Dexamethasone: what it does and how to use it safely

Dexamethasone is a powerful corticosteroid doctors use to cut inflammation fast. You’ve probably heard it used for severe allergies, asthma flares, some autoimmune problems, certain cancers, and to control swelling after surgery. It works by tamping down your immune response. That’s useful when inflammation is doing more harm than good, but it’s also why we need to be careful with how it’s used.

How dexamethasone is commonly used

Doctors give dexamethasone in several forms: pills, injections, topical creams, eye drops, or inhaled versions. Short courses (a few days) are common for bad allergic reactions or a sudden flare. Longer courses help control chronic conditions like severe asthma, rheumatoid arthritis, or to prevent nausea with cancer chemo. If you’re getting a single injection in hospital or a short oral taper at home, that’s very different from months of daily tablets.

Typical short-course examples: a few milligrams a day for several days to a week for severe allergy or swelling. Long-term therapy can be higher and needs close follow-up. Always follow your prescriber’s instructions—dosing varies a lot by condition and patient.

Side effects and what to watch for

Because it lowers your immune system and changes metabolism, dexamethasone can cause side effects. Short-term effects may include trouble sleeping, mood swings, higher blood sugar, and increased appetite. On longer courses you might see weight gain, thinning skin, easy bruising, higher infection risk, bone thinning (osteoporosis), and adrenal suppression where your body makes less of its natural steroids.

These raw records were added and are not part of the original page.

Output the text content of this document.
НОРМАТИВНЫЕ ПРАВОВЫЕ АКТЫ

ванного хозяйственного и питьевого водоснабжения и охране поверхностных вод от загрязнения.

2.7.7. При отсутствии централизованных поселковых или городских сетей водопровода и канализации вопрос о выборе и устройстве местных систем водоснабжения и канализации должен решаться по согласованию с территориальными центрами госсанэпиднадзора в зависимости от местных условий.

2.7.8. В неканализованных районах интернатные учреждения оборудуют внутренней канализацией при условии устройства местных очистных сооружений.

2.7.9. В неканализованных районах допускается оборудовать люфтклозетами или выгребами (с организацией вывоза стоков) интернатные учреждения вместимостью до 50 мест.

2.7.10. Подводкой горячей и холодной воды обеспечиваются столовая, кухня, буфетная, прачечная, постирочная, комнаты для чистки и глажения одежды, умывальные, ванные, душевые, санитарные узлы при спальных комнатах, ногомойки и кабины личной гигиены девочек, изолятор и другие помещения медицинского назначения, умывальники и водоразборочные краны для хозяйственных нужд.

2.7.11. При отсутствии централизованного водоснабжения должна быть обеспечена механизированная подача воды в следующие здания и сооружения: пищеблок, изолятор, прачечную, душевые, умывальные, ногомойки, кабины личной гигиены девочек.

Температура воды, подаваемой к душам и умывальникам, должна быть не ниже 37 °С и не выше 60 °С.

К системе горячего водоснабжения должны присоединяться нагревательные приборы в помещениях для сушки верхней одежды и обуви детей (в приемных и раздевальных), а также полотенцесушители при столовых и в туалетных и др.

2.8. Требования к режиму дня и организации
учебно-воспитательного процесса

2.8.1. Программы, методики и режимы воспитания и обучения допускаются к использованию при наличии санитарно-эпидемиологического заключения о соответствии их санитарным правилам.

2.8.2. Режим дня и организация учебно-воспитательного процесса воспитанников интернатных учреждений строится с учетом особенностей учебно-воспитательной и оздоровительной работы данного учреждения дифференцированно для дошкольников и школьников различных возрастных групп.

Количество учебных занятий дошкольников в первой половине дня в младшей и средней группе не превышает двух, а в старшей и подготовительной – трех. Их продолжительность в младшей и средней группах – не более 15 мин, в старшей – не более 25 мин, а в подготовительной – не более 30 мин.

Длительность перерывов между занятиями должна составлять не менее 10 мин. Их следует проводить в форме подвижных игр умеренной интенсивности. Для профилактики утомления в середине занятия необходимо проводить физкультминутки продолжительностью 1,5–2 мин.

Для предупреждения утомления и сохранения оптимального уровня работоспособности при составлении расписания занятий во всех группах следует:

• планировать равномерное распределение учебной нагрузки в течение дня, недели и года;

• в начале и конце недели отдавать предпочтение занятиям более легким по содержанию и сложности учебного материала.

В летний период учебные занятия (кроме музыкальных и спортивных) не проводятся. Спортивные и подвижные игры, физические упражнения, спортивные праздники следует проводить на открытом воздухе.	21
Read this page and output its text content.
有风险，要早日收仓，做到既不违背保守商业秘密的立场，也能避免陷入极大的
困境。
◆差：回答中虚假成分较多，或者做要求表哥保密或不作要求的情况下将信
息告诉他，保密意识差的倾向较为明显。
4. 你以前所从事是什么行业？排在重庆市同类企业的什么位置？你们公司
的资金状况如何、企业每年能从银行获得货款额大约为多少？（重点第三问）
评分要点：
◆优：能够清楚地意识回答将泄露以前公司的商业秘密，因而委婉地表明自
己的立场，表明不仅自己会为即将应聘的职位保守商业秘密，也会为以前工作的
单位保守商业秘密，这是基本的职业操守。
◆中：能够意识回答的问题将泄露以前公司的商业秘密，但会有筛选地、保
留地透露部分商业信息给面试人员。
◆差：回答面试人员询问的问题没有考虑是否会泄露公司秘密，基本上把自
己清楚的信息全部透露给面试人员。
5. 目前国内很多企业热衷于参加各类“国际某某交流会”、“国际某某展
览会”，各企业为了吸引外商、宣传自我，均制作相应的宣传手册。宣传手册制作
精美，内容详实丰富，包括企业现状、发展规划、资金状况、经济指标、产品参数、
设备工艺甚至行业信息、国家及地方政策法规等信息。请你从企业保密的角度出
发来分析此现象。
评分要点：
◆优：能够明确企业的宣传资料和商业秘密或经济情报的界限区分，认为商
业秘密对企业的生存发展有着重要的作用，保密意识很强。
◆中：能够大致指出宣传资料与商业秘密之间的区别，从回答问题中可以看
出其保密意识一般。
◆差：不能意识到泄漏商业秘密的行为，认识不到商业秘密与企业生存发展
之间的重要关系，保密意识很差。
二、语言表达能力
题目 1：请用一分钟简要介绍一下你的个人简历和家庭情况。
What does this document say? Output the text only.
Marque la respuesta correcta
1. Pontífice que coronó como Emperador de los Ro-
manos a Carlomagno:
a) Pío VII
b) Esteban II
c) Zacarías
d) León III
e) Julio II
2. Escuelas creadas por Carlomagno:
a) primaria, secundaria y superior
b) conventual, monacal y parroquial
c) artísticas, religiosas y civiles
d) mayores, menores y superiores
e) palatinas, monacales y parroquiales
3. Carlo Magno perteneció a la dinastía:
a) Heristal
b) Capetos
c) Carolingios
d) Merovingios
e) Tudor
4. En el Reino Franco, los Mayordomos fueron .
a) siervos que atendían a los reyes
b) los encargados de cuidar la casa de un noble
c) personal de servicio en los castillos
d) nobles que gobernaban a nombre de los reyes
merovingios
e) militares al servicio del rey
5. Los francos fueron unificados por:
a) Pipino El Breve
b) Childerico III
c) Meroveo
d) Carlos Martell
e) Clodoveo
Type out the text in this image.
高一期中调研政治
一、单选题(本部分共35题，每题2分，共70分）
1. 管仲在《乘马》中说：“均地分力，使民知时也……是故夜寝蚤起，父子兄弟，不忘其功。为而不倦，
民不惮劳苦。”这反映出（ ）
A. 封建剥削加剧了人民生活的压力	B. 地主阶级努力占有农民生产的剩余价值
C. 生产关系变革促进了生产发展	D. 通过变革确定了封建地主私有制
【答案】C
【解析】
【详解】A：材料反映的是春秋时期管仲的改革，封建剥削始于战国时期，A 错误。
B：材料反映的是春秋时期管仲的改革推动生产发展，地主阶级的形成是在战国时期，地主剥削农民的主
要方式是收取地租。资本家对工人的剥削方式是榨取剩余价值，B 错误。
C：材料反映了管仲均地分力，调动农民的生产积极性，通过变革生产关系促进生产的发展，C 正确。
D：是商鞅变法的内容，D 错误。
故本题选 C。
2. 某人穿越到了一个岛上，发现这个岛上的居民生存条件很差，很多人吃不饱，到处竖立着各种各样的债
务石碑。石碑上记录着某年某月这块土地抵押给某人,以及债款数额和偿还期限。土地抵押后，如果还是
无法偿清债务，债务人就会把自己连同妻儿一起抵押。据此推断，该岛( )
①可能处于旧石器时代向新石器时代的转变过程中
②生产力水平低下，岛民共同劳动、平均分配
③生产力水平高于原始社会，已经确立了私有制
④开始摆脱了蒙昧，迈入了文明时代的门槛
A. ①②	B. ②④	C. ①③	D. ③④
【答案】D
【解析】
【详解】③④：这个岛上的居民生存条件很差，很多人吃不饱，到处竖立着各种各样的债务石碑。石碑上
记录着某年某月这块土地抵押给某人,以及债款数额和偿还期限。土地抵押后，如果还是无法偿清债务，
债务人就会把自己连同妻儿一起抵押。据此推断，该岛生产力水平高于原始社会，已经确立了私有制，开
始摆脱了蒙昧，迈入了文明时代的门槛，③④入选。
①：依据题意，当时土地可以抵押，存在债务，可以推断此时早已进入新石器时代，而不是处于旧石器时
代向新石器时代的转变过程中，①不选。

If you have diabetes, watch blood sugar closely—steroids raise glucose. If you’re due for vaccines, talk to your doctor first, because live vaccines are often not safe during steroid therapy. Also tell any surgeon or dentist you’re taking steroids; you may need extra doses around procedures.

Never stop long-term dexamethasone suddenly. Stopping abruptly after weeks or months can cause withdrawal and low adrenal function. Your doctor will give a taper plan to reduce dose slowly and let your body recover.

Other drugs can interact with dexamethasone—blood thinners, some diabetes drugs, certain antibiotics and antifungals, and anti-seizure medicines. Ask your pharmacist or prescriber about interactions before starting.

Buying online? Use a licensed pharmacy, require a prescription when needed, check that the site uses secure connections (https), and read reviews. If something looks too cheap or avoids prescriptions, avoid it. When in doubt, call the pharmacy and ask to speak to a pharmacist.

Short term, dexamethasone can be a real lifesaver. Long term, it needs careful monitoring. If you notice high fevers, severe new weakness, sudden vision changes, or signs of infection while on steroids, contact your healthcare provider right away.